The Office of Public Counsel (OPC)—representing consumers—entered into separate stipulation and settlement agreements with Gulf Power Company (Gulf) and with Florida Public Utilities Company and the Florida Division of Chesapeake Utilities Corporation (FPUC) on all issues concerning their petitions to charge customers for COVID-19 costs.
“The impact of COVID-19 is still affecting utilities and their customers. Both Gulf and FPUC experienced high COVID-19 related expenses due to write-offs for uncollectible accounts, as well as safety-related costs,” said PSC Chairman Gary Clark. “This settlement is in the public interest because it will provide regulatory certainty for Gulf and FPUC, while minimizing the impact to their customers.”
Gulf’s COVID-19 Settlement provides:
• Gulf may establish a regulatory asset in a total amount not to exceed $13.2 million ending on June 30, 2021.
• Gulf will not record any further amounts to the regulatory asset after June 30, 2021. Any incremental costs associated with the COVID-19 pandemic or otherwise incurred after June 30, 2021 and through December 31, 2021, will be categorized as a separate event.
• Beginning on January 1, 2022, with the fuel factors established for the calendar year 2022, Gulf will be allowed to amortize over three years and recover the regulatory asset established by the settlement through the Fuel and Purchased Power Cost Recovery clause mechanism.

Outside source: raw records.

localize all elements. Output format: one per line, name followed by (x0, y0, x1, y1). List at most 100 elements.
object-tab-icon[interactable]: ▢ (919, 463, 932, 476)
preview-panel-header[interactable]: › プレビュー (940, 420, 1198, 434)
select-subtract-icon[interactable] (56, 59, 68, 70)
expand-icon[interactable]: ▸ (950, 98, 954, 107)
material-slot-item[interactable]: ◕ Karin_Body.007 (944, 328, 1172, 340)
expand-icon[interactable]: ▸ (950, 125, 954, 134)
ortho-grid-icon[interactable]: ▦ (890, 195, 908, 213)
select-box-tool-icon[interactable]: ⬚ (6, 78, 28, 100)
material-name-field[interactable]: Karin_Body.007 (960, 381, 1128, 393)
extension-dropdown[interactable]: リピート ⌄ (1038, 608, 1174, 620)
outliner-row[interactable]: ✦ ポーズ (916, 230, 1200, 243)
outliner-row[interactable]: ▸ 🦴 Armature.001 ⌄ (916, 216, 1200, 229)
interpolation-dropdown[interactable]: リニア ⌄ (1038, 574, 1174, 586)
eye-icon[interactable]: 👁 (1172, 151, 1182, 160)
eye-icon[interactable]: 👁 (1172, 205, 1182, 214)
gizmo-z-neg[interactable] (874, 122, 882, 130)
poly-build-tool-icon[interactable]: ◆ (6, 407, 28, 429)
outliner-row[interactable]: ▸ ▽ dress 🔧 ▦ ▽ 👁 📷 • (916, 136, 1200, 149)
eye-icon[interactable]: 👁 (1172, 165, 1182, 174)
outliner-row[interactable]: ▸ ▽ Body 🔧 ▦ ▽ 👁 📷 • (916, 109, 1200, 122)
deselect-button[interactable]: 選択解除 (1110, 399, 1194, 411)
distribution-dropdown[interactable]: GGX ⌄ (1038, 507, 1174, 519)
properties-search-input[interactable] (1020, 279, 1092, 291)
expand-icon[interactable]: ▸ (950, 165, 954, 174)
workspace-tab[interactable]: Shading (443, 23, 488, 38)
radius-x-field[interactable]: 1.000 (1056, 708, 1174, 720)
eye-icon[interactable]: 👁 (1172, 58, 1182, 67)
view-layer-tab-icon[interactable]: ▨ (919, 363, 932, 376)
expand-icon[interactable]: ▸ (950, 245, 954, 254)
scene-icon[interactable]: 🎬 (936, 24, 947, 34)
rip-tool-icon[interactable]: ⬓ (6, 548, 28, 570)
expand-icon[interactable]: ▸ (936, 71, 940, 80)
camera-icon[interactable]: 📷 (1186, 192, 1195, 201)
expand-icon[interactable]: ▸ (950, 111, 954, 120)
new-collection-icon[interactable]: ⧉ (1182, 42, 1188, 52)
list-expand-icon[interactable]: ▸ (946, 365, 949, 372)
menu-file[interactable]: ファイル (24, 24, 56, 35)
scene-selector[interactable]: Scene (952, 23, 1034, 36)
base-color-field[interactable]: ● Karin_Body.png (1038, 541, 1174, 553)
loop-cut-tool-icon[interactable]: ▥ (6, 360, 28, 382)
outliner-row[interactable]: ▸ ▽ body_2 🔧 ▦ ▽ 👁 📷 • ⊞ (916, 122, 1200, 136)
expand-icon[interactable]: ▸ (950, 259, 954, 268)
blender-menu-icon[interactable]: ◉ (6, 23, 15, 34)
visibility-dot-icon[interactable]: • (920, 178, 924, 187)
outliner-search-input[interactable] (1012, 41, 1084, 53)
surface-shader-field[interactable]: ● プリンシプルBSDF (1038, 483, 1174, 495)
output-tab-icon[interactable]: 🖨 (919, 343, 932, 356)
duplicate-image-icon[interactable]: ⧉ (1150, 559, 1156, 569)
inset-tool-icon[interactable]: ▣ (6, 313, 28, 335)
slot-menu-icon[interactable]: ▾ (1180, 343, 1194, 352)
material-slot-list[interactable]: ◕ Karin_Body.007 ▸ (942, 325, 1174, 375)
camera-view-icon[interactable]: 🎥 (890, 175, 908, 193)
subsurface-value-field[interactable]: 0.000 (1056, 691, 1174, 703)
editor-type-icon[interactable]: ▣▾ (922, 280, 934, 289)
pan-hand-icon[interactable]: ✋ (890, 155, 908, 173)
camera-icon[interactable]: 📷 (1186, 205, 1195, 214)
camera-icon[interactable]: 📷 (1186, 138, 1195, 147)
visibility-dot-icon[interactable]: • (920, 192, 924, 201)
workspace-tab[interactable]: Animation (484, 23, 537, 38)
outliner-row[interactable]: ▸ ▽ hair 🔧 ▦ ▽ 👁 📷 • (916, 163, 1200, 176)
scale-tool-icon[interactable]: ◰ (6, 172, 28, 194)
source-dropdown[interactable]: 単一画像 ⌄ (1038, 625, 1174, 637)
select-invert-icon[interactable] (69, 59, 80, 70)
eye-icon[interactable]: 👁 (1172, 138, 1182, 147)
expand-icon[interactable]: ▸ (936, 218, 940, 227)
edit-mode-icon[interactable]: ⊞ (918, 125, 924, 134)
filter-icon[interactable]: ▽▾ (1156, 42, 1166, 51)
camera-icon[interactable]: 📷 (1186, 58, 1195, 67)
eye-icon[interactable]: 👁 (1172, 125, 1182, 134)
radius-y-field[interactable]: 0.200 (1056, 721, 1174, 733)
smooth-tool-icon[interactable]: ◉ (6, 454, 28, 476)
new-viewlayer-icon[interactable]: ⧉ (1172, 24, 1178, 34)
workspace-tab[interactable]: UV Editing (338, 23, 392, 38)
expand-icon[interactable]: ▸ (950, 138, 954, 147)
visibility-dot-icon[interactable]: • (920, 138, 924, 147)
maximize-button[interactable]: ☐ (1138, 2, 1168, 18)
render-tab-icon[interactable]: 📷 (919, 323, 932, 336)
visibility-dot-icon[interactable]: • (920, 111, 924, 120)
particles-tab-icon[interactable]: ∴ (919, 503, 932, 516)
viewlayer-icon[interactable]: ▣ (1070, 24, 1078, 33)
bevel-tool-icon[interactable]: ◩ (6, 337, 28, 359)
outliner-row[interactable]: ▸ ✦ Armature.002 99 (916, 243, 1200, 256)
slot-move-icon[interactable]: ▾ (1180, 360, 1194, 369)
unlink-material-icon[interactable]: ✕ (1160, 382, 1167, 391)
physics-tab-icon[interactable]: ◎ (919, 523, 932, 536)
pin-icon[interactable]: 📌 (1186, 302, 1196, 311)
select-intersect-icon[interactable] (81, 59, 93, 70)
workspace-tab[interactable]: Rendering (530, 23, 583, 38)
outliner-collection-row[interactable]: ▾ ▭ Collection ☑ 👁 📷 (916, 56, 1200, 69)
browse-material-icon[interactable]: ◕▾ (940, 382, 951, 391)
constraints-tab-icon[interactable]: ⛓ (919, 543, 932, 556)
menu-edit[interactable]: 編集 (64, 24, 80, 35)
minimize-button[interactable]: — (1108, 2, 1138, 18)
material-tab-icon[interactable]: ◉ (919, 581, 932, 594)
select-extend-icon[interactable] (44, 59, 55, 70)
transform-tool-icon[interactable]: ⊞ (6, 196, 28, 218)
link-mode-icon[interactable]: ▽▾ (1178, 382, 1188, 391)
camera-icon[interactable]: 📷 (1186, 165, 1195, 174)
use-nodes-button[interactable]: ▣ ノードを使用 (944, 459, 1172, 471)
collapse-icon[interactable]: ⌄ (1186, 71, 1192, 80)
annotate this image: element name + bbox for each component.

FPUC’s COVID-19 Settlement provides:
• FPUC may establish a regulatory asset in a total amount of $2,085,759, as deemed appropriate as of June 30, 2021.

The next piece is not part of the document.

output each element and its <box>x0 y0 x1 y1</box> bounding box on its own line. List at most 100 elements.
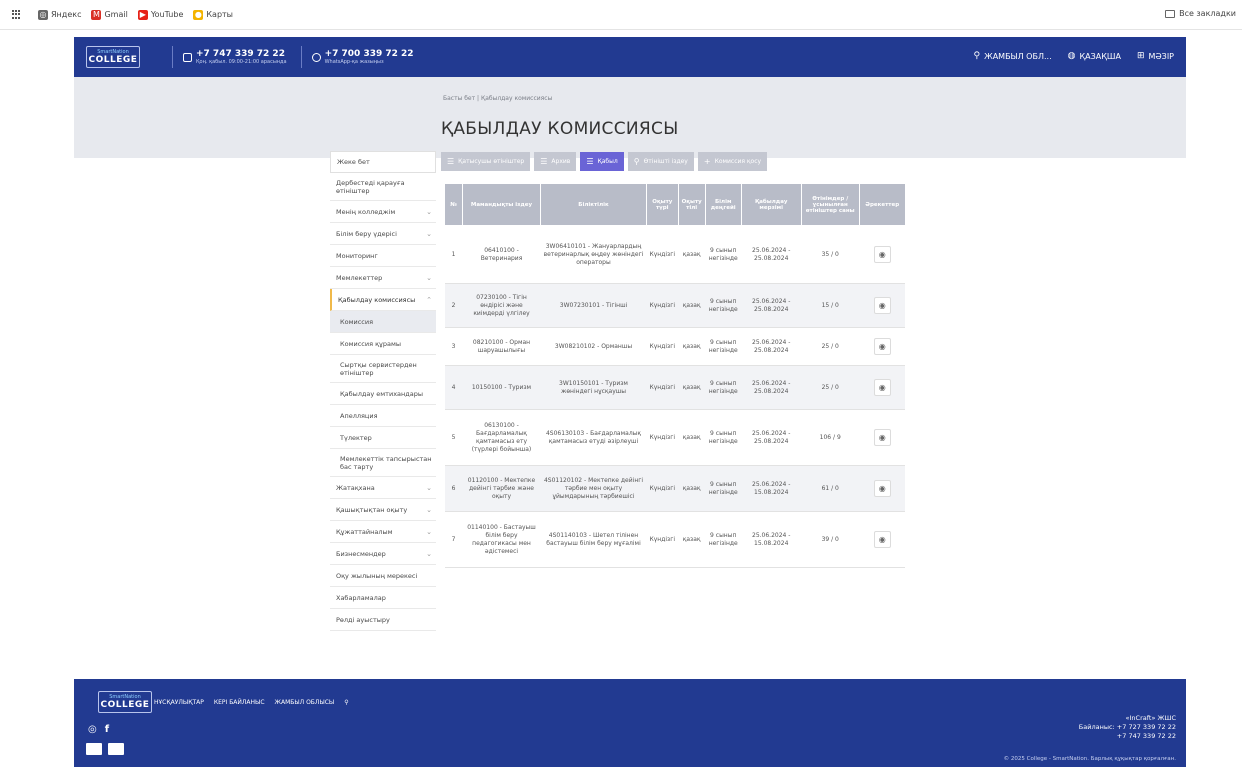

• The parties identified specific costs as recovered through COVID-19 related savings that are not eligible for any recovery in future proceedings.
• FPUC will not record any further amounts to the regulatory asset after June 30, 2021. Any incremental costs associated with the COVID-19 pandemic or otherwise incurred after June 30, 2021, will be categorized as a separate event.
• Beginning with the factors established for the calendar year 2022, FPUC is allowed to amortize over two years and recover the allocated regulatory asset through the Purchased Gas Adjustment and Swing Service mechanisms for the natural gas business units and through the Fuel and Purchased Power Cost Recovery clause mechanism for the electric division.
Approval of Gulf’s and FPUC’s COVID-19 settlement agreements resolves all issues in their petitions filed on May 22, 2020 and August 11, 2020, respectively.
Gulf, now a part of Florida Power & Light Company, serves approximately 463,000 customers in Northwest Florida.
FPUC serves 122,239 electric and natural gas customers.